Mr. Trump says he is confident his immigration plans will not hurt him among Latinos, because he has employed many thousands of them over the years in his hotels and other properties.
“They’re incredible people,” he said in the Republican debate in Houston on February 26. “I’m just telling you that I will do really well with Hispanics.”
But in a poll of Latino voters on Feb. 25 by the Washington Post and Univision, the Spanish language television network, 80 percent had an unfavorable view of Mr. Trump, including 72 percent with a very unfavorable view, far more than for other Republican candidates. In the poll, 74 percent of the voters said Mr. Trump’s views on immigration were “offensive.”
It’s impossible to say, of course, that Donald Trump, his position on immigration, and his comments about Mexicans and other immigrants are necessarily solely responsible for the increase in citizenship applications and many of the tales related by the Times are purely anecdotal, there does seem to be some correlation between the increase and the controversies that Donald Trump has unleashed over the eight months that he’s been a candidate for President. One reason for this may be the fact that Trump and his anti-immigrant rhetoric have been a very frequent topic in the news and other talk programming on both Telemundo and Univision, the principal Spanish-language television networks in the United States, as well a on Spanish language radio stations. The Trump campaign’s rhetoric, including his promise to build a border wall that Mexico will pay for, most notably from former Mexican President Vinencte Fox as well as current Mexican President Enrique Pena Nieto who has recently commented that Trump’s rhetoric threatens to harm America’s relationship with Mexico. Given the fact that Trump has announced support for policies that would discriminate against Mexicans and other Latinos as well as threaten the entire structure of the two decade old North Atlantic Free Trade Agreement, it’s not surprising that Mexican government officials would react this way and that it would have an impact on Mexicans living in the United States legally who have not taken the final steps toward citizenship.
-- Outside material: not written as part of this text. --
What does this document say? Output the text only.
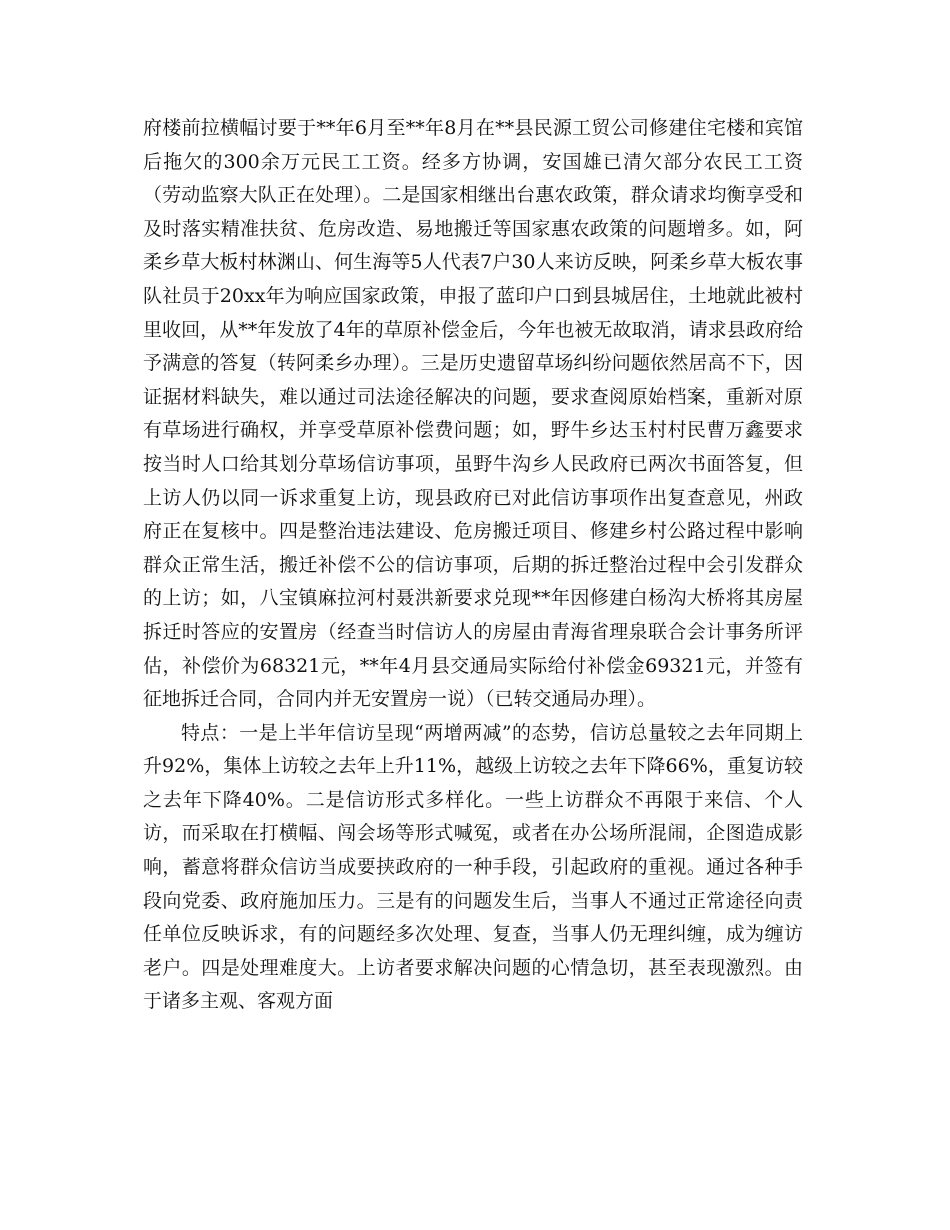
府楼前拉横幅讨要于**年6月至**年8月在**县民源工贸公司修建住宅楼和宾馆后拖欠的300余万元民工工资。经多方协调，安国雄已清欠部分农民工工资（劳动监察大队正在处理）。二是国家相继出台惠农政策，群众请求均衡享受和及时落实精准扶贫、危房改造、易地搬迁等国家惠农政策的问题增多。如，阿柔乡草大板村林渊山、何生海等5人代表7户30人来访反映，阿柔乡草大板农事队社员于20xx年为响应国家政策，申报了蓝印户口到县城居住，土地就此被村里收回，从**年发放了4年的草原补偿金后，今年也被无故取消，请求县政府给予满意的答复（转阿柔乡办理）。三是历史遗留草场纠纷问题依然居高不下，因证据材料缺失，难以通过司法途径解决的问题，要求查阅原始档案，重新对原有草场进行确权，并享受草原补偿费问题；如，野牛乡达玉村村民曹万鑫要求按当时人口给其划分草场信访事项，虽野牛沟乡人民政府已两次书面答复，但上访人仍以同一诉求重复上访，现县政府已对此信访事项作出复查意见，州政府正在复核中。四是整治违法建设、危房搬迁项目、修建乡村公路过程中影响群众正常生活，搬迁补偿不公的信访事项，后期的拆迁整治过程中会引发群众的上访；如，八宝镇麻拉河村聂洪新要求兑现**年因修建白杨沟大桥将其房屋拆迁时答应的安置房（经查当时信访人的房屋由青海省理泉联合会计事务所评估，补偿价为68321元，**年4月县交通局实际给付补偿金69321元，并签有征地拆迁合同，合同内并无安置房一说）（已转交通局办理）。

特点：一是上半年信访呈现“两增两减”的态势，信访总量较之去年同期上升92%，集体上访较之去年上升11%，越级上访较之去年下降66%，重复访较之去年下降40%。二是信访形式多样化。一些上访群众不再限于来信、个人访，而采取在打横幅、闯会场等形式喊冤，或者在办公场所混闹，企图造成影响，蓄意将群众信访当成要挟政府的一种手段，引起政府的重视。通过各种手段向党委、政府施加压力。三是有的问题发生后，当事人不通过正常途径向责任单位反映诉求，有的问题经多次处理、复查，当事人仍无理纠缠，成为缠访老户。四是处理难度大。上访者要求解决问题的心情急切，甚至表现激烈。由于诸多主观、客观方面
Leaving aside the issue of the citizenship application surge, the issue that this all ultimately raises is what impact this will have on the Latino vote overall in the 2016 election. After seeing Latino’s support George W. Bush in record numbers in 2004, with 44% of Latinos voting for the incumbent Republican in that election, Republicans saw their party’s support among this growing demographic block fall to 31% in 2008, and then fall even further to 27% in the 2012 elections. Given the extent to which Trump has pushed Republican rhetoric on immigration and other issues of concern to Latino voters even further to the right than they were in 2012, it seems probable that the GOP share of the Latino vote will be even lower this year than it was four years ago, a prospect which makes winning the states the GOP needs to win to get to 270 Electoral Votes even more difficult than it already appears to be. Perhaps the only chance the GOP has to avoid that fate would be to nominate someone like Marco Rubio who has actually tried to reach out to Latino communities, but even Rubio has been forced by the GOP base to renounce his support for common sense immigration reform and compete with Ted Cruz and others for the title of who would deport people faster. Given that, even if Rubio could get beyond the fact that he has demonstrated a singular inability to win any primary of consequence to date, it’s unclear that he would change the GOP’s fate with Latino voters very much at all.
What all this suggests, of course, is that the Trump campaign is likely to have caused irreparable damage to the GOP in the minds of Latino voters, and if that’s true then Republicans could find themselves having increasingly difficult election problems not just in 2016 but in the years that follow.